Professor Empowers High-Altitude Farmers to Grow Fresh Vegetables Year-Round

1 month ago

The Photo Shows Wang Zhonghong, Professor at Xizang Agricultural and Animal Husbandry University.

By Zhao Yongxin

For people living in high-altitude pastoral areas, access to fresh vegetables has long been constrained by harsh natural conditions, with limited varieties available throughout the year. For nearly two decades, Wang Zhonghong, a professor at Xizang Agricultural and Animal Husbandry University, has been working to change that.

Inside a courtyard greenhouse on the Qinghai-Xizang Plateau, Wang climbed up and down a small ladder, pointing out the different crops growing at each level.

“The top layer gets the strongest sunlight and the highest temperatures, so we grow watermelons, eggplants, and chili peppers on it,” he said. “The middle layer is cooler and less sunny, which suits radishes, cabbage, and cauliflower. The bottom layer has the weakest light and lowest temperature, so it’s ideal for spinach, lettuce, and chives.

This multi-layer planting system is part of Wang’s long-term research on high-altitude courtyard greenhouses, a facility he has spent years refining. His goal is simple but ambitious: to make it possible for farmers and herders in high-altitude regions to enjoy fresh vegetables throughout the year.

Born and raised in northwest China’s Ningxia Hui Autonomous Region, Wang had no prior connection with Xizang. While pursuing graduate studies at Northwest Agriculture and Forestry University in northwest China’s Shaanxi province, however, he was struck by a comment from his advisor: the Qinghai-Xizang Plateau is rich in wild vegetable resources, yet its vegetable industry remains underdeveloped.
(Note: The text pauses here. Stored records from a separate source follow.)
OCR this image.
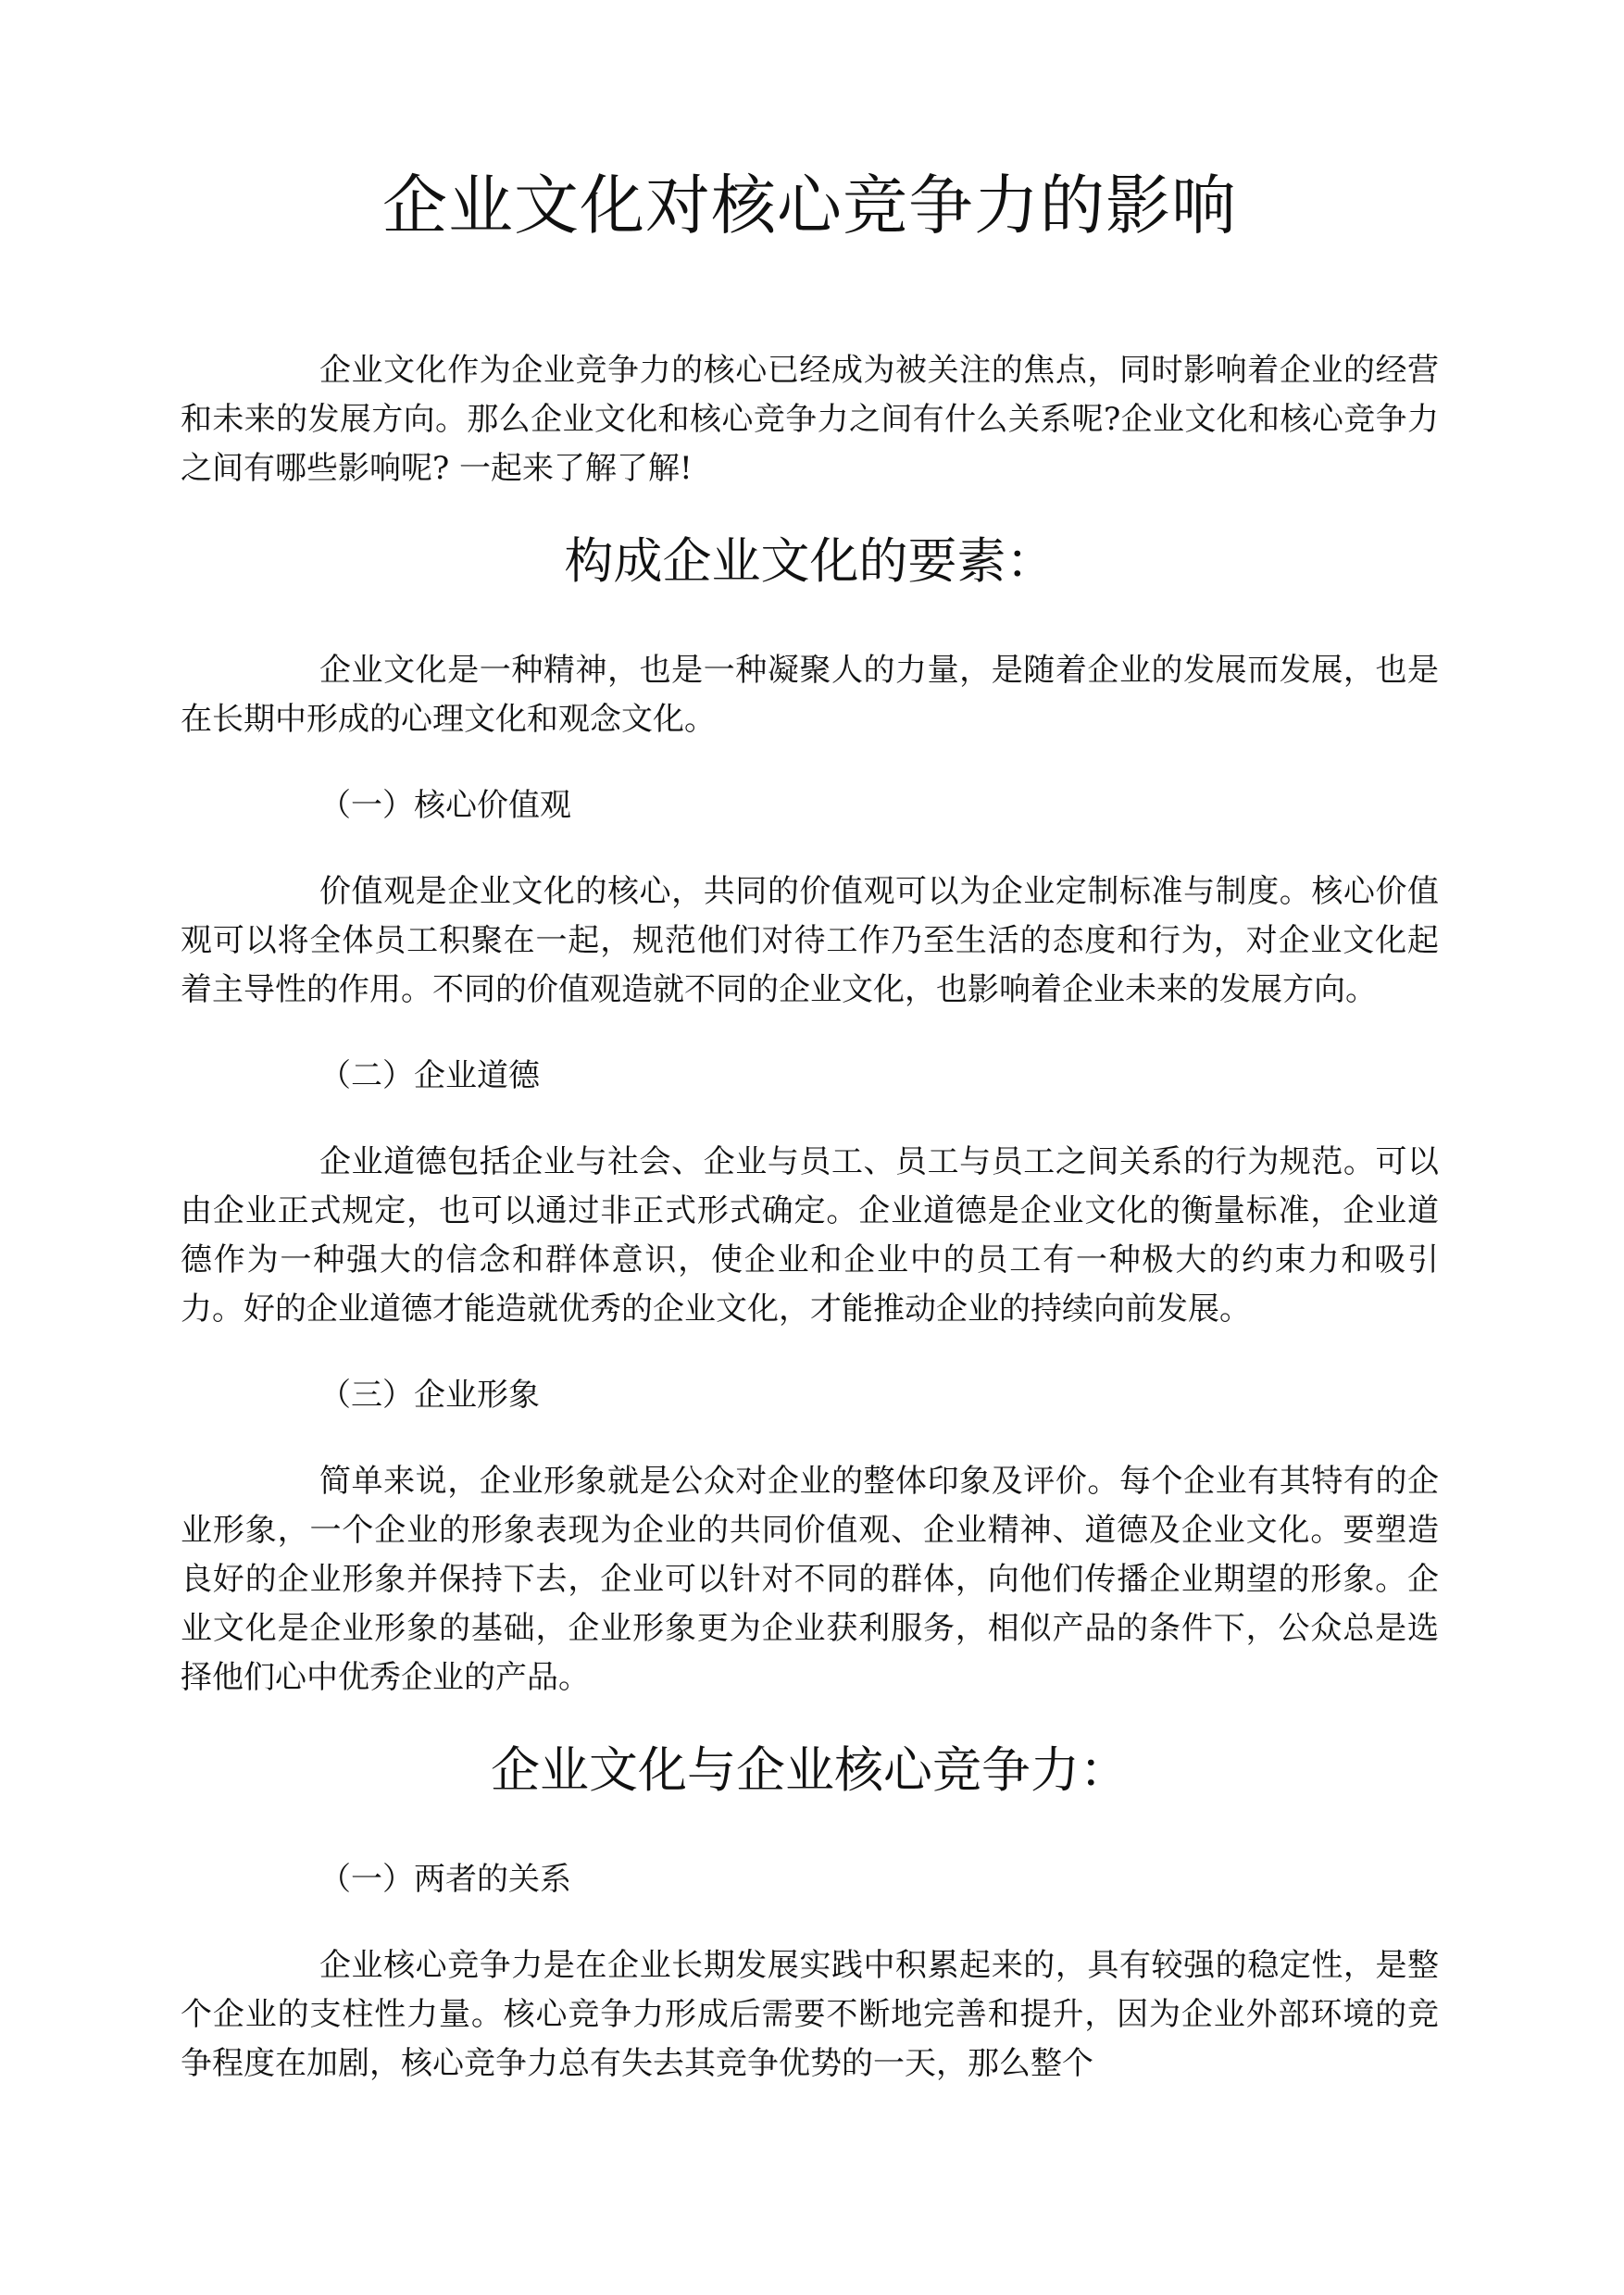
企业文化对核心竞争力的影响

企业文化作为企业竞争力的核心已经成为被关注的焦点，同时影响着企业的经营和未来的发展方向。那么企业文化和核心竞争力之间有什么关系呢?企业文化和核心竞争力之间有哪些影响呢? 一起来了解了解!

构成企业文化的要素：

企业文化是一种精神，也是一种凝聚人的力量，是随着企业的发展而发展，也是在长期中形成的心理文化和观念文化。

（一）核心价值观

价值观是企业文化的核心，共同的价值观可以为企业定制标准与制度。核心价值观可以将全体员工积聚在一起，规范他们对待工作乃至生活的态度和行为，对企业文化起着主导性的作用。不同的价值观造就不同的企业文化，也影响着企业未来的发展方向。

（二）企业道德

企业道德包括企业与社会、企业与员工、员工与员工之间关系的行为规范。可以由企业正式规定，也可以通过非正式形式确定。企业道德是企业文化的衡量标准，企业道德作为一种强大的信念和群体意识，使企业和企业中的员工有一种极大的约束力和吸引力。好的企业道德才能造就优秀的企业文化，才能推动企业的持续向前发展。

（三）企业形象

简单来说，企业形象就是公众对企业的整体印象及评价。每个企业有其特有的企业形象，一个企业的形象表现为企业的共同价值观、企业精神、道德及企业文化。要塑造良好的企业形象并保持下去，企业可以针对不同的群体，向他们传播企业期望的形象。企业文化是企业形象的基础，企业形象更为企业获利服务，相似产品的条件下，公众总是选择他们心中优秀企业的产品。

企业文化与企业核心竞争力：
（一）两者的关系

企业核心竞争力是在企业长期发展实践中积累起来的，具有较强的稳定性，是整个企业的支柱性力量。核心竞争力形成后需要不断地完善和提升，因为企业外部环境的竞争程度在加剧，核心竞争力总有失去其竞争优势的一天，那么整个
When universities in Xizang came to recruit faculty members in 2006, Wang made a decisive choice. “If I went to Xizang,” he recalls, “I could teach and conduct vegetable research at the same time. He gave up a job he had already lined up and headed for the plateau.

Upon his initial arrival, Wang became deeply fascinated with the region. He learned that wild Allium plants—relatives of onions and chives—are especially abundant on the plateau. Of the more than 1,000 species worldwide, over 60 are found in the region, offering significant development potential.

Turning wild plants growing at elevations of 4,000 to 5,000 meters into vegetables suitable for everyday meals, however, was no easy task. Outside the classroom, Wang led his students through years of painstaking work: surveying wild resources, establishing germplasm nurseries on campus farms, and selecting superior strains.

Eventually, he mastered artificial cultivation techniques for Allium przewalskianum, an Asian species of wild onion in the Amaryllis family and a native wild Allium species. The domesticated plants grew well and had a rich flavor, but providing a wider variety of fresh vegetables for local households remained his larger concern.

That led him to focus on courtyard greenhouses.

“High-altitude areas are cold and windy year-round, especially in winter, which makes conventional large greenhouses impractical,” Wang explained. Most local residential buildings are two stories tall and surrounded by courtyard walls one to two meters high. These enclosed spaces naturally block cold winds and create small, relatively stable microclimates—ideal conditions for a different kind of greenhouse.

In the autumn of 2014, Wang built his prototype: a small arched greenhouse with three planting layers. It soon proved inadequate; the structure was too low, and sunlight was blocked by courtyard walls.

He experimented with movable designs to improve lighting, but steel-frame structures turned out to be too heavy to move easily. Eventually, he returned to a fixed design, raising the height to five or six meters and creating a double-layer structure with an inner and outer greenhouse.

By 2018, after repeated trials and adjustments, the courtyard greenhouse took its basic form. Wang continued refining it. He optimized the spacing between the inner and outer layers and added thermal insulation blankets to improve heat retention.

Each layer was fitted with 12 planting boxes: the upper layer for heat- and light-loving vine crops, the middle for vegetables with moderate requirements, and the lower for shade- and cold-tolerant leafy greens.

“The guiding principle is simple,” Wang said. “The greenhouse must be safe, reliable, easy to operate, and easy to maintain—something farmers and herders can use well and use for a long time.

Through continuous improvements, the design has now reached its seventh generation. A 49-square-meter courtyard greenhouse can accommodate up to 36 different vegetable varieties across its three layers, while the space between the inner and outer structures can be used to plant waxy corn or potatoes.

“Even in the coldest winter, we can still grow more than 10 kinds of cold-resistant leafy vegetables,” Wang told People’s Daily.

“Before I retire,” he said, “I hope to promote these courtyard greenhouses in more places across the Qinghai-Xizang Plateau, so that people living at high altitudes can have fresh vegetables on their tables every day.